The Ben Ish Hai (Rabbi Yosef Haim of Baghdad, 1833-1909), in Parashat Vaera (5; listen to audio for precise citation), discusses a number of different Halachot relevant to the Torah obligation of reciting Shema. He codifies the requirement to recite the morning Shema before a quarter of the day (or the end of three hours as defined by Halacha), and emphasizes that in the wintertime, when the days are short, the time-frame for reciting Shema is also quite short. One must therefore be very careful – particularly in the summer – to recite Shema before the proper time, as otherwise he does not fulfill the Torah obligation of Shema. On Shabbat, especially, when the morning prayer services usually begin later than on weekdays, special attention is needed to ensure that Shema is recited before the final time.

One cannot “make up” a missed recitation of Shema. If one did not recite Shema before the final time, he can no longer fulfill the obligation. He can certainly read the Shema and will be rewarded for reading verses from the Torah, but he cannot fulfill the Misva of Shema.
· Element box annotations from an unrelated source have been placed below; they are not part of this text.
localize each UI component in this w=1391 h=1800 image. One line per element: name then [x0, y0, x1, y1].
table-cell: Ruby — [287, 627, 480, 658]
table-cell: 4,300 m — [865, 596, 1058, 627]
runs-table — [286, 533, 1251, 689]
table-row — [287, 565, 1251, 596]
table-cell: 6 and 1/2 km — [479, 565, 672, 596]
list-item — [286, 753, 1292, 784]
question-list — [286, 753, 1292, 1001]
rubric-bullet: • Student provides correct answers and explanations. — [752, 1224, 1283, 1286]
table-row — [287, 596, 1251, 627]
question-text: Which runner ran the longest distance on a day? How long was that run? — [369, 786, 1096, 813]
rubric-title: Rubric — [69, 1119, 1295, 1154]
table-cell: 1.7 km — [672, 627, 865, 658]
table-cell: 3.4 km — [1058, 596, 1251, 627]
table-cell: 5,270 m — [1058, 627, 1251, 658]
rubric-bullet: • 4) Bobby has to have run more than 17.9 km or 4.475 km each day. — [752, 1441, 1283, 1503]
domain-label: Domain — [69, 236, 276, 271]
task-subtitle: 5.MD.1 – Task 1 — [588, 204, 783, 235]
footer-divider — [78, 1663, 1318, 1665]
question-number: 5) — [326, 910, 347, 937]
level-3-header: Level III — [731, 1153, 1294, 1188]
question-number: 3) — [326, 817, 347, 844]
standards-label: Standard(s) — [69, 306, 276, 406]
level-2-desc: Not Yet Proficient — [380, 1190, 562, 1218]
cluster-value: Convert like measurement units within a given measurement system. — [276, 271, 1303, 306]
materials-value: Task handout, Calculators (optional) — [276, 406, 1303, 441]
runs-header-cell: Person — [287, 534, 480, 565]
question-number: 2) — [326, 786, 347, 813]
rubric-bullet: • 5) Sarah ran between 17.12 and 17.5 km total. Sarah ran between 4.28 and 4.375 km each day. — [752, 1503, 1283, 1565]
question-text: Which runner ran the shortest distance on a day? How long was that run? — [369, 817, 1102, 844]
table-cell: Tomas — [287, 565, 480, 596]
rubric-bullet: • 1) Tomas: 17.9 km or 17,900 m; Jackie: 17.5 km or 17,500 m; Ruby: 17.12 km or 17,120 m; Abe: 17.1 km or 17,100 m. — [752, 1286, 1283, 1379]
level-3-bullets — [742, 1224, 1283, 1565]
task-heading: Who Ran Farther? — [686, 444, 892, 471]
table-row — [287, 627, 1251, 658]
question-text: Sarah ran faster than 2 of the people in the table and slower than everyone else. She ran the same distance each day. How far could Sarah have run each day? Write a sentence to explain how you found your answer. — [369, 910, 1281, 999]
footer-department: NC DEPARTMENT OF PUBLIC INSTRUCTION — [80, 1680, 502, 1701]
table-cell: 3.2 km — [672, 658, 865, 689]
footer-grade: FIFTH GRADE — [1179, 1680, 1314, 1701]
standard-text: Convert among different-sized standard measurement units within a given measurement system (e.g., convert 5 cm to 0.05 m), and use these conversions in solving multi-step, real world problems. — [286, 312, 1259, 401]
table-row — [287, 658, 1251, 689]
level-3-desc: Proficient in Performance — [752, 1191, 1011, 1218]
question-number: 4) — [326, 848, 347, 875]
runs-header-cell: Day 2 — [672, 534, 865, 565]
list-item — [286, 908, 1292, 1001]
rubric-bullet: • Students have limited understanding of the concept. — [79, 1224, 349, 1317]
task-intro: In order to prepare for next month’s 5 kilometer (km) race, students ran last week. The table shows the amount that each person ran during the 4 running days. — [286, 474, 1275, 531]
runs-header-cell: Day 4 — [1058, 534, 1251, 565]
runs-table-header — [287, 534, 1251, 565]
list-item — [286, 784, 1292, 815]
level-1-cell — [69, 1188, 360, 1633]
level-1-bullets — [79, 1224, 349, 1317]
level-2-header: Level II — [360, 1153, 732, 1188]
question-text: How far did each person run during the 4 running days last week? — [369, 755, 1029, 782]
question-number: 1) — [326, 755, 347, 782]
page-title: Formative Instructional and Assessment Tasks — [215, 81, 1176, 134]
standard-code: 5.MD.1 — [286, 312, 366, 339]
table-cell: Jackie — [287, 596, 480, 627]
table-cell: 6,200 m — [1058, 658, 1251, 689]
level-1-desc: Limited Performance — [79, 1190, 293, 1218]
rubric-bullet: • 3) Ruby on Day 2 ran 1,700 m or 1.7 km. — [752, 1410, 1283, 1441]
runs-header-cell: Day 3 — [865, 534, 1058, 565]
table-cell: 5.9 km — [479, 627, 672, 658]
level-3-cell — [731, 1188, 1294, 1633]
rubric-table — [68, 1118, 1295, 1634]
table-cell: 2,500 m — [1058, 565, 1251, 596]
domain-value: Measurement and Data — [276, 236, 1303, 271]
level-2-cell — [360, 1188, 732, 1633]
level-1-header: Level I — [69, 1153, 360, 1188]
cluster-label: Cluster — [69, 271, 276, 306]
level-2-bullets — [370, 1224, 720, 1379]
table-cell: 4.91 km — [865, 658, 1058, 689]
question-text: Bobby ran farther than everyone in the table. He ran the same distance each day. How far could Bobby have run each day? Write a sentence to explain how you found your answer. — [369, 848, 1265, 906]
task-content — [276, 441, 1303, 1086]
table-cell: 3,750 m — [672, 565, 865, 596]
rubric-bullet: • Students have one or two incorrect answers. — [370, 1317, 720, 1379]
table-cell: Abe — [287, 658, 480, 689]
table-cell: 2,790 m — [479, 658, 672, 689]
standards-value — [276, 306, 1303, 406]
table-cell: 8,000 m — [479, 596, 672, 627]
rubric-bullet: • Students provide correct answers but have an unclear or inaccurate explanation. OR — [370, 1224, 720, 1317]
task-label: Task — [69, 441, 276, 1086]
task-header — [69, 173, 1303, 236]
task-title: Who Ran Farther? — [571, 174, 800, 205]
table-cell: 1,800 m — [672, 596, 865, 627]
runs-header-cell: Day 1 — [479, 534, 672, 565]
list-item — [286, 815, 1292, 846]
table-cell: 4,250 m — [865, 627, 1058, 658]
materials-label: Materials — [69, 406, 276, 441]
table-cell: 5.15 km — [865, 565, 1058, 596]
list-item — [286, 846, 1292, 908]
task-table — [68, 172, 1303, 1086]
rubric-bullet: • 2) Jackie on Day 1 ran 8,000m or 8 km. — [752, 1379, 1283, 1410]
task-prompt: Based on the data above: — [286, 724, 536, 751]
The Ben Ish Hai writes that before a person begins reciting Shema, he must have in mind that he fulfills the Torah obligation of Shema, as well as the Torah obligation to affirm the belief in the oneness of the Almighty (“Yihud Hashem”). One should cover his eyes with his right hand before he begins Shema, and keep his eyes covered until after he recites, “Baruch Shem Kabod Malchuto Le’olam Va’ed.”

Halacha requires concentrating on the meaning of the first verse of Shema (“Shema Yisrael Hashem Elokenu Hashem Ehad”). If one finished the verse of “Shema Yisrael” and then realized at that point that he had not concentrated on its meaning, he must repeat the verse. However, he should not repeat the verse immediately, as the Gemara forbids reciting Shema twice, which would give the impression that one acknowledges the existence of two deities, Heaven forbid. One should therefore pause before repeating the verse of “Shema Yisrael.” The Ben Ish Hai rules that one should pause for the amount of time needed to recite the paragraph of “Ve’ahabta,” which is approximately one minute. If one wishes, he can simply recite this paragraph to ascertain that the requisite period of time has passed.

The Ben Ish Hai rules that concentration while reciting the verse, “Baruch Shem Kebod Malchuto” is also indispensable for fulfilling the obligation of Shema. One who recited “Baruch Shem” without concentrating on its meaning must repeat it. In order to preserve the proper sequence, he should repeat “Shema Yisrael” and then proceed from there as usual.

Summary: One must ensure to recite the morning Shema before one-quarter of the day, as otherwise he does not fulfill the Torah obligation of Shema. One must concentrate while reciting the verses of “Shema Yisrael” and “Baruch Shem,” for if he fails to concentrate on the meaning of either verse, he does not fulfill his obligation.